Не славят музы голос бед.
Из медно лающих громадин
Салют последний даден, даден.
Того, кто спас нас, больше нет…
…Из театра мы вышли во втором часу ночи, когда на востоке уже начинала прорезаться утренняя заря. Есенин по-русски трижды расцеловался с Качаловым, крепко обеими руками пожал руку Станиславскому, а меня похлопал по плечу, прижал к себе и сказал:
— А ты, земляк, скажи нашим, что Сергея Есенина празднуют и на Кавказе. Не поминай лихом. Будешь на родине — зайди к моей матери и расскажи о нашей встрече.
Он был растроганно-хмельной. Но хмельной как-то по-хорошему, расслабленно-плавно, мечтательно, хотя на ногах стоял прочно и в движениях был пластичен и даже немного театрален. Печать меланхолии и лирической грусти лежала на всем его облике.
В общежитие я вернулся на рассвете.

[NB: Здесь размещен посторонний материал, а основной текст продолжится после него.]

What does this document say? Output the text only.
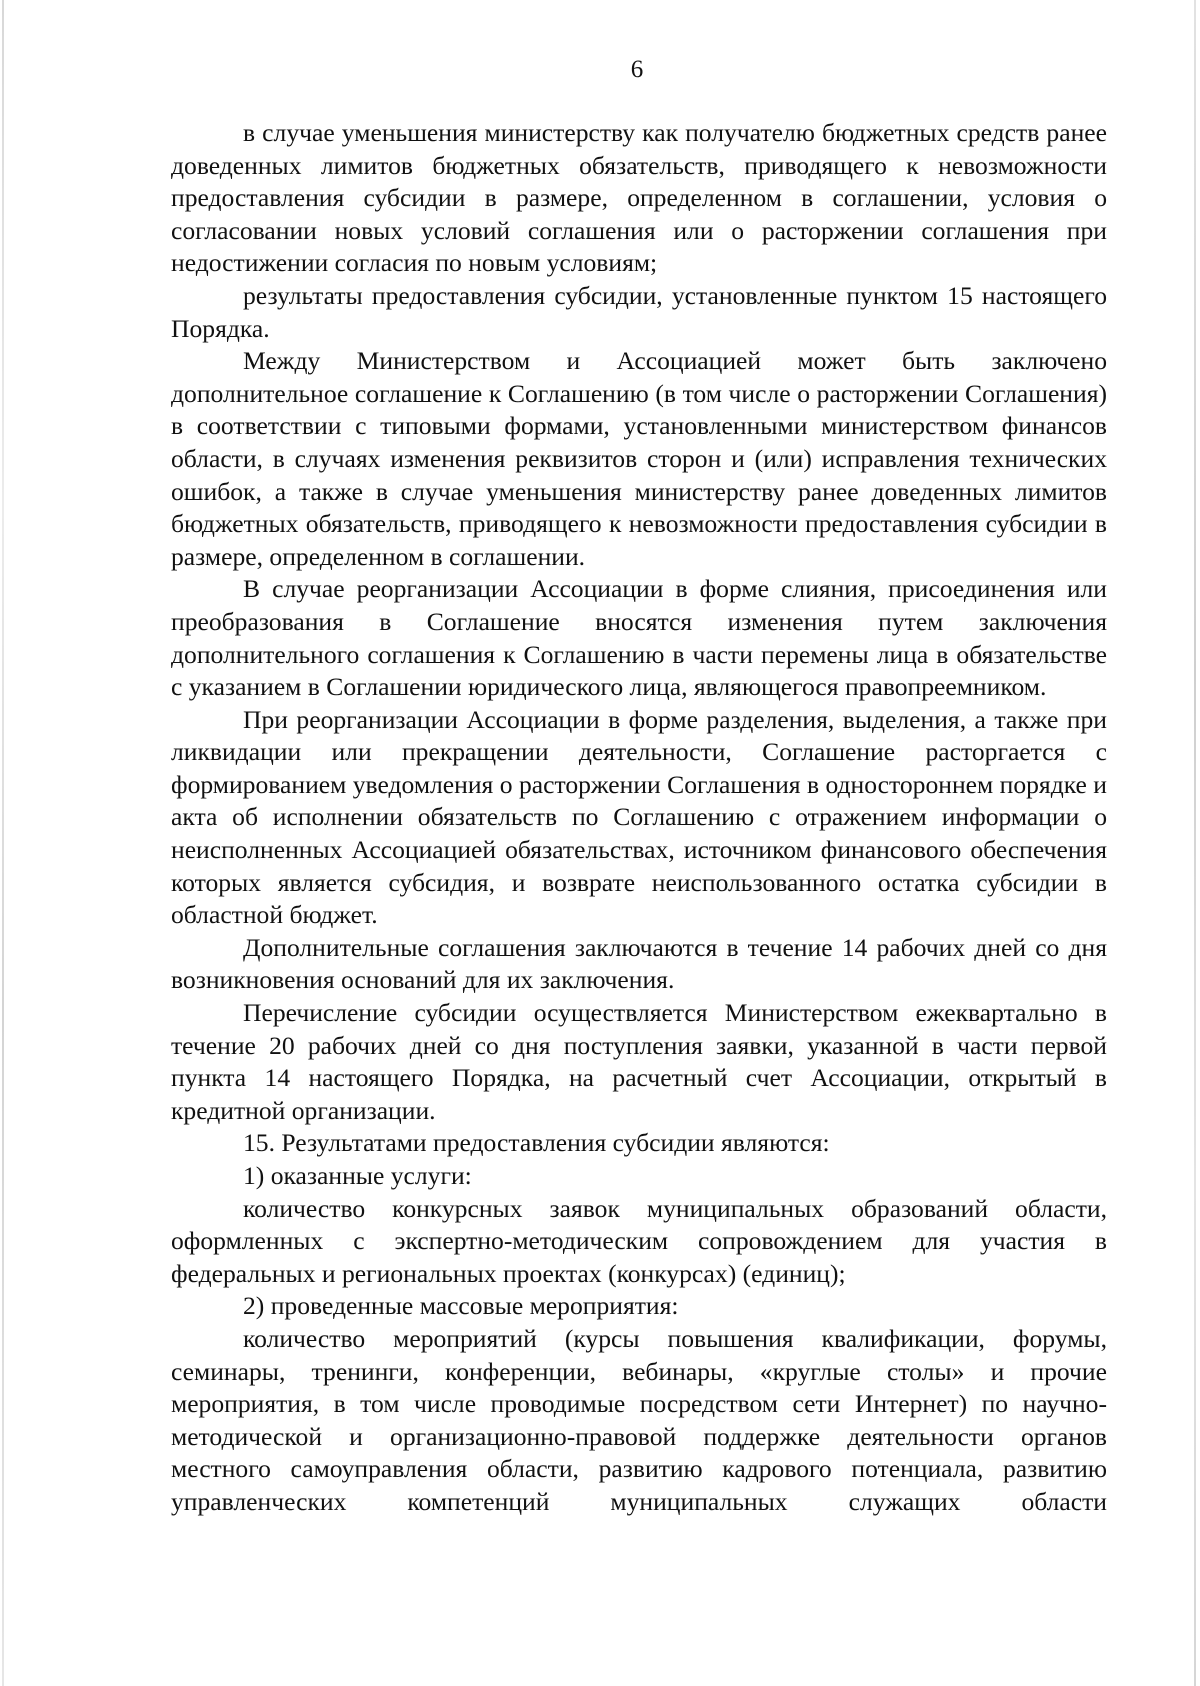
6

в случае уменьшения министерству как получателю бюджетных средств ранее доведенных лимитов бюджетных обязательств, приводящего к невозможности предоставления субсидии в размере, определенном в соглашении, условия о согласовании новых условий соглашения или о расторжении соглашения при недостижении согласия по новым условиям;

результаты предоставления субсидии, установленные пунктом 15 настоящего Порядка.

Между Министерством и Ассоциацией может быть заключено дополнительное соглашение к Соглашению (в том числе о расторжении Соглашения) в соответствии с типовыми формами, установленными министерством финансов области, в случаях изменения реквизитов сторон и (или) исправления технических ошибок, а также в случае уменьшения министерству ранее доведенных лимитов бюджетных обязательств, приводящего к невозможности предоставления субсидии в размере, определенном в соглашении.

В случае реорганизации Ассоциации в форме слияния, присоединения или преобразования в Соглашение вносятся изменения путем заключения дополнительного соглашения к Соглашению в части перемены лица в обязательстве с указанием в Соглашении юридического лица, являющегося правопреемником.

При реорганизации Ассоциации в форме разделения, выделения, а также при ликвидации или прекращении деятельности, Соглашение расторгается с формированием уведомления о расторжении Соглашения в одностороннем порядке и акта об исполнении обязательств по Соглашению с отражением информации о неисполненных Ассоциацией обязательствах, источником финансового обеспечения которых является субсидия, и возврате неиспользованного остатка субсидии в областной бюджет.

Дополнительные соглашения заключаются в течение 14 рабочих дней со дня возникновения оснований для их заключения.

Перечисление субсидии осуществляется Министерством ежеквартально в течение 20 рабочих дней со дня поступления заявки, указанной в части первой пункта 14 настоящего Порядка, на расчетный счет Ассоциации, открытый в кредитной организации.

15. Результатами предоставления субсидии являются:

1) оказанные услуги:

количество конкурсных заявок муниципальных образований области, оформленных с экспертно-методическим сопровождением для участия в федеральных и региональных проектах (конкурсах) (единиц);

2) проведенные массовые мероприятия:

количество мероприятий (курсы повышения квалификации, форумы, семинары, тренинги, конференции, вебинары, «круглые столы» и прочие мероприятия, в том числе проводимые посредством сети Интернет) по научно-методической и организационно-правовой поддержке деятельности органов местного самоуправления области, развитию кадрового потенциала, развитию управленческих компетенций муниципальных служащих области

Долго не мог уснуть.
В ушах звучал слегка хрипловатый глухой голос, перед глазами стояло лицо, обрамленное золотой короной вьющихся светлых волос. И глаза: синие, синие… Таким Есенин остался в памяти моей на всю жизнь.
…А в декабре этого же года, буквально через четыре месяца после наших бакинских гастролей, Москву опечалила скорбная весть: в Ленинграде, в гостинице «Англетер» в ночь с 27-го на 28-е Есенин покончил с собой. Целый день я не находил себе места, из рук выскальзывал топор, молоток не слушался, гнулись гвозди… Работал, как во сне.
Проходя по дворику театра, увидел Василия Ивановича Качалова. В своей боярской шубе с бобровым воротником и в бобровой шапке он сидел на занесенной снегом лавочке и, опустив голову, смотрел себе под ноги. Рядом с ним тревожно крутился Джим. Он жалобно скулил, словно чувствуя и разделяя горе своего хозяина. Я подошел к Василию Ивановичу, поздоровался с ним. Он поднял на меня глаза и ничего не ответил. Тогда я спросил:
— Слышали, Василий Иванович?.. Горе-то какое…
И он тихо ответил:
— Слышал.
— Где хоронить-то будут, в Москве или в Ленинграде? — спросил я.
— В Москве, — глухо ответил Василий Иванович. Первый раз он мне показался старым-старым. Первый раз за двенадцать лет работы в театре я увидел великого артиста небритым.
…Все это было давно. Но память, как цепкий репей, схватила и не отпускает от сердца эти далекие дни, в которые я повстречался с хорошими людьми России. С людьми, слава которых год от года ширится и крепчает. Она врастает корнями своими в нашу историю, она окрыляет души новых поколений, для которых Есенин дорог «…как поле и как плоть, как дождик, что взрыхляет зеленя…»
На этом записки старого архивариуса, бывшего театрального столяра, заканчивались. Чуть ниже машинописного текста от руки было написано наклонным старческим почерком: «Воспоминания литературно обработала моя внучка, студентка факультета журналистики Московского Государственного Университета Наталья Корнеева».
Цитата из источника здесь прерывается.